Why does Tsontakis return to the viola, which he played in his earlier days? “I think a composer has to stay connected to performing,” he says. “When composers get disconnected from playing, they lose that sense of practicality and, to a degree, spontaneity. All the great composers played. Even conducting doesn’t replace it.”
Tsontakis isn’t retreating from the music world. Aside from his commissions and travels to be present at performances, he teaches Composition at Bard College and actively promotes his students’ careers. But he has ended his long run of summers at the Aspen Music Festival to enjoy his home overlooking the Ashokan Reservoir, where he spends some of his time reclaimed from travels tending a small garden.

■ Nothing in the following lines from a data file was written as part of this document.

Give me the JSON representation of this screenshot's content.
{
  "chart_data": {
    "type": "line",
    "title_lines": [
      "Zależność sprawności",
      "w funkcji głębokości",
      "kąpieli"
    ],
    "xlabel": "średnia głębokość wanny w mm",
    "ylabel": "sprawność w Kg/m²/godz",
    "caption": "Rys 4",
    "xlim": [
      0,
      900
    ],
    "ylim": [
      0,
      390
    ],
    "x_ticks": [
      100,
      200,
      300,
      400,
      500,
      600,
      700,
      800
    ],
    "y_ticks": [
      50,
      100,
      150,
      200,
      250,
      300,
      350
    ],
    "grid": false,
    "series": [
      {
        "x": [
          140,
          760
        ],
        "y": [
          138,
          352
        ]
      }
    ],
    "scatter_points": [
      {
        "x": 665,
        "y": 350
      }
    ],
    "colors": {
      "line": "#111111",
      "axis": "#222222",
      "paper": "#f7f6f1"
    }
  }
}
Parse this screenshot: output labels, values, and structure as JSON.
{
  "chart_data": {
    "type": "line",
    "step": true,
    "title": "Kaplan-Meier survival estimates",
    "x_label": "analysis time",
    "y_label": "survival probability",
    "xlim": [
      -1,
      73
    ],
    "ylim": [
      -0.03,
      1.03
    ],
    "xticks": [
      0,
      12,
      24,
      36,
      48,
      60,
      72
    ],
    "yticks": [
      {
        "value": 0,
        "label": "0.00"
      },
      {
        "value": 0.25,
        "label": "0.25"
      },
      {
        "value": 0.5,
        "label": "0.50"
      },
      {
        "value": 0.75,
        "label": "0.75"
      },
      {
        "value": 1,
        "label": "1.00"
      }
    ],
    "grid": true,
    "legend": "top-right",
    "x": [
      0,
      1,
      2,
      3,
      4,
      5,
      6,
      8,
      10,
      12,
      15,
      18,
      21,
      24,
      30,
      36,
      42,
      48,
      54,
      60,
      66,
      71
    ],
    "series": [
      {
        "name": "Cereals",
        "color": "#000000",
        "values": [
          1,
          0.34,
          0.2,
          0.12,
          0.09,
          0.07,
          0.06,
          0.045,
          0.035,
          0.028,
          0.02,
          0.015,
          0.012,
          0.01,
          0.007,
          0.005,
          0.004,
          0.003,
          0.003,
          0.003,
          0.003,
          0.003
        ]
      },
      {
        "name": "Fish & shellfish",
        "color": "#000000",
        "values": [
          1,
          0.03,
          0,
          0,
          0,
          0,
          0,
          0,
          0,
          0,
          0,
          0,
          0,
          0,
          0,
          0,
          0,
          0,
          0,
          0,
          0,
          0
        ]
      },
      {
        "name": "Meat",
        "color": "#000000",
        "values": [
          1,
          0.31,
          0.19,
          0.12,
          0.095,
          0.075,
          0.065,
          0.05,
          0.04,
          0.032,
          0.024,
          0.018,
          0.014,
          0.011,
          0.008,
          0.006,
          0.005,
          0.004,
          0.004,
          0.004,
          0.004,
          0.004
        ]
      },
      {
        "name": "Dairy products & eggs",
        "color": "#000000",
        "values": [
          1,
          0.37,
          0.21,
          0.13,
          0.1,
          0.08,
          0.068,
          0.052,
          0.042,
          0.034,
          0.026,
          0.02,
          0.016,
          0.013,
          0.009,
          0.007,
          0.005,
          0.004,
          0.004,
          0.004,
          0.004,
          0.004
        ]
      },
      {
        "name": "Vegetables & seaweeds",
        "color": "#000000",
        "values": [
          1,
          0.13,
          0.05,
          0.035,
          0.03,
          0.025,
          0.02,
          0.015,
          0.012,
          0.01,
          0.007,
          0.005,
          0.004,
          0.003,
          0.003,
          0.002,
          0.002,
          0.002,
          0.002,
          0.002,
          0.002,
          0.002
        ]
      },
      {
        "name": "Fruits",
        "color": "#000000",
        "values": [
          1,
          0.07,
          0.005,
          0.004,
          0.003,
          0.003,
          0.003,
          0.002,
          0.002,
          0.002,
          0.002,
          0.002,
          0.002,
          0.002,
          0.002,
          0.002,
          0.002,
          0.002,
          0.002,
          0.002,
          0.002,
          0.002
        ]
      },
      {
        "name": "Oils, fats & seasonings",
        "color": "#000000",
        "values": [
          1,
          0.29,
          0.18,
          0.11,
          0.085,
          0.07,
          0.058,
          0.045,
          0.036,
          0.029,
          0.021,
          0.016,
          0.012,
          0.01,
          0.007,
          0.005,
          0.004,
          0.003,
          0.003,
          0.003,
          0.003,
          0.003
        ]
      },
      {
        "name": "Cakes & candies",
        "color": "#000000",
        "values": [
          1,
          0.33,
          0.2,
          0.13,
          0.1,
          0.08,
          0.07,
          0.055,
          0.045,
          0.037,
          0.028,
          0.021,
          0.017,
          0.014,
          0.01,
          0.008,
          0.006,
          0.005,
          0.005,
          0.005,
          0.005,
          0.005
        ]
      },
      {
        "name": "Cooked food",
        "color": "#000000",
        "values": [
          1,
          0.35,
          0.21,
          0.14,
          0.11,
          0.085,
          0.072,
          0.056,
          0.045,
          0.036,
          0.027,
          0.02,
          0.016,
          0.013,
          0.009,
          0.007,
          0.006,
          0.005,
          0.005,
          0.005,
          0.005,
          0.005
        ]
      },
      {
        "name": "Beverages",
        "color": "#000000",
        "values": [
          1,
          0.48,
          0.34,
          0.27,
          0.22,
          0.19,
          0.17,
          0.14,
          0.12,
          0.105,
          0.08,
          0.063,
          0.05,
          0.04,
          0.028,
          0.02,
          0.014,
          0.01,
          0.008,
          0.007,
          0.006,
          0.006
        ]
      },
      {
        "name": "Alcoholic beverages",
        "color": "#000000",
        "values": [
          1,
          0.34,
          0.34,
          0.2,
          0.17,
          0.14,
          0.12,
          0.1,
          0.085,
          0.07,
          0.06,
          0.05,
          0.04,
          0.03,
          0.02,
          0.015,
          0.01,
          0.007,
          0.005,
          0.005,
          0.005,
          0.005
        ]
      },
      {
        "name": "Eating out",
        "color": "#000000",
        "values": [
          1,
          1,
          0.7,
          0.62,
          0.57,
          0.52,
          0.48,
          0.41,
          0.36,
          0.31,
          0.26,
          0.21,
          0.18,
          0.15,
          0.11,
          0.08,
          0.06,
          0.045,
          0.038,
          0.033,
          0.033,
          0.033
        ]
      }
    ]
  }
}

“Like many musicians,” he says, “I had tendinitis and problems like that. When you’re an active player, your body takes a beating. I’m still doing physical therapy because of stenosis of my neck. So I had mostly quit playing… but I missed it. There’s a visceral quality from playing with others that comes out in the music you write. Playing physicalizes music. So if you know what the physical problems are, you can learn to practice in a way that minimizes them, and that’s what I do.”
Tsontakis also feels fortunate that the viola has been his primary instrument, because “the viola plays the inner voices and a composer learns a lot from that: being inside the harmonic mechanism. It’s usually the part nobody hears, but you get to know your audience better.” When Mozart played in ensembles, he also chose the viola.